We want to make sure that everyone understands what our place in history is, and how Mohegan and other indigenous nations within the state have existed long before it was formally a state of Connecticut. It was, you know, when the colony of Connecticut was forming, and long before that. So it's a way for people to just kind of understand the roots and the Indigenous roots of our Connecticut that we share now.

The Mohegan Tribe

WSHU: What is something that you personally are looking forward to?

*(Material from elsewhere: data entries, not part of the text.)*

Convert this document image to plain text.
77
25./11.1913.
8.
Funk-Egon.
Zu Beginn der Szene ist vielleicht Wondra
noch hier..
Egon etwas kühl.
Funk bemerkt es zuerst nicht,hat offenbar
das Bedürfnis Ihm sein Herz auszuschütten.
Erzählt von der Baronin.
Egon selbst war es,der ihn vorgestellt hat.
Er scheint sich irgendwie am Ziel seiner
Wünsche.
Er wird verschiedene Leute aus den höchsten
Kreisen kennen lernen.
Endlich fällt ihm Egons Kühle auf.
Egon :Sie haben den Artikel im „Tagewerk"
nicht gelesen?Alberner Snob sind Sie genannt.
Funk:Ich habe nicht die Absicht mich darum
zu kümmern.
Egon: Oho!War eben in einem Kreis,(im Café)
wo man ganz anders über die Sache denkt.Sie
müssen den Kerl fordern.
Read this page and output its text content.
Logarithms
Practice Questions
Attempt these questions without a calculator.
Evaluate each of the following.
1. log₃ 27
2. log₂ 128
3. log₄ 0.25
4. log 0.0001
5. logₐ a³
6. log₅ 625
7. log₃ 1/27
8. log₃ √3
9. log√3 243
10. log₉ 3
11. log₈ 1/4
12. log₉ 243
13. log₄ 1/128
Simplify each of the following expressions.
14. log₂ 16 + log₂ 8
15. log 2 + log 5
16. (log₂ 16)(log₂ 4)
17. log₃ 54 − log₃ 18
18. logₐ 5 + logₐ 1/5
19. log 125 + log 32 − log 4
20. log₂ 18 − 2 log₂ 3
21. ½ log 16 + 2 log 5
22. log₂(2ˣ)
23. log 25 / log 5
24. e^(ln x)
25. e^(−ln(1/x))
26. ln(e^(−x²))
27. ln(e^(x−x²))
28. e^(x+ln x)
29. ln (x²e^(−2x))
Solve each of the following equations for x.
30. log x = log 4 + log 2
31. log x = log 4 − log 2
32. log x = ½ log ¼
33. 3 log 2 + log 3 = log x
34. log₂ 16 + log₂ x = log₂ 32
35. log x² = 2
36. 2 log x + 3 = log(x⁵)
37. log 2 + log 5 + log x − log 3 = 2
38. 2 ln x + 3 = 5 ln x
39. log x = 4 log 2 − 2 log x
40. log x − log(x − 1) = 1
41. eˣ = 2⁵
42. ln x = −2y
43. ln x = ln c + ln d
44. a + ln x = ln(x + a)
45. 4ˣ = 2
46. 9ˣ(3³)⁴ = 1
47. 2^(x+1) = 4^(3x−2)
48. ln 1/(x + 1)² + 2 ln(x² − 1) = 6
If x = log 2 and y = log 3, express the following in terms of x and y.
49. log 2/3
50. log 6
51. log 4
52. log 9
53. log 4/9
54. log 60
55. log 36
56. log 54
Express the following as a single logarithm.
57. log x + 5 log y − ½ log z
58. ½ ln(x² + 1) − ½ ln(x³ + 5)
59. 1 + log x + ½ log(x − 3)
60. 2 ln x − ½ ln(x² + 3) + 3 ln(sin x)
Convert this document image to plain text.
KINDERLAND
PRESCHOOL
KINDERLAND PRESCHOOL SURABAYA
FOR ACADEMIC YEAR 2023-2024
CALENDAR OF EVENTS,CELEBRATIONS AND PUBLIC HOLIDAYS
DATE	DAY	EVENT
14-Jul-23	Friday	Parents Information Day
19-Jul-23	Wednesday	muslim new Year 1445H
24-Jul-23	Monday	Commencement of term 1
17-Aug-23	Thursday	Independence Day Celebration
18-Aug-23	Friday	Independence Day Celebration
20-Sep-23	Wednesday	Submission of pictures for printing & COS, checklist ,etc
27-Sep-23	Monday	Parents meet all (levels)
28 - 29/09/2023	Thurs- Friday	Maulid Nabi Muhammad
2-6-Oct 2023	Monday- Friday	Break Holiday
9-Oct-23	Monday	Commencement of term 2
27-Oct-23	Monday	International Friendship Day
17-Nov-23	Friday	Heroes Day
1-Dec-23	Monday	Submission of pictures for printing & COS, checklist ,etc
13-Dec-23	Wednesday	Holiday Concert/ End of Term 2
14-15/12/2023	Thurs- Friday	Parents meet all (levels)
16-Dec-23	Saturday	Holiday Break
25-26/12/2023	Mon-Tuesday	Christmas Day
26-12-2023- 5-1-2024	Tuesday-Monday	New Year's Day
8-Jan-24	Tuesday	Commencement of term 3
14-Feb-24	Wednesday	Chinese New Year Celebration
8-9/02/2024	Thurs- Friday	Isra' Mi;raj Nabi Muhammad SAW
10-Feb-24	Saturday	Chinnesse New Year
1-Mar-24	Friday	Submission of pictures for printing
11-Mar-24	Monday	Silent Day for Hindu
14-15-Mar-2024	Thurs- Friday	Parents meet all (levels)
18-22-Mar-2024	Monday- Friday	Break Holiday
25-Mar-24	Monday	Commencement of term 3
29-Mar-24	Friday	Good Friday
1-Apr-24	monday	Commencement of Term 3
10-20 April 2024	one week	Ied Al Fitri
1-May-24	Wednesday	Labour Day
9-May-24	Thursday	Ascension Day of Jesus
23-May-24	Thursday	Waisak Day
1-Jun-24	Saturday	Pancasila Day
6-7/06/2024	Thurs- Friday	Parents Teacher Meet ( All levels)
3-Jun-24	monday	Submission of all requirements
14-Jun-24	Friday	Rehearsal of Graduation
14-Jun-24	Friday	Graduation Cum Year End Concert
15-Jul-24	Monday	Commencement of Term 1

LM: Well, I think the festival is a very joyous event. It's a time when not only our own Mohegan people maybe who live far away will come back and celebrate and reconnect with their family. But it's a way for us to also reconnect with other tribal nations throughout New England and also throughout the rest of the United States who will come and travel and visit with us.

So it is very joyous. It's a way to greet old friends. It's a way to make new friends and it's just a true celebration of who we are. I love every minute of it. And I'm very excited because both my daughters will be home and they're bringing their husbands and their children and they'll be all dancing in the circle with me. So it really is a family moment, and it's one that we look forward to each year.

Jeniece Roman is WSHU's Report for America corps member who writes about Indigenous communities in Southern New England and Long Island, New York.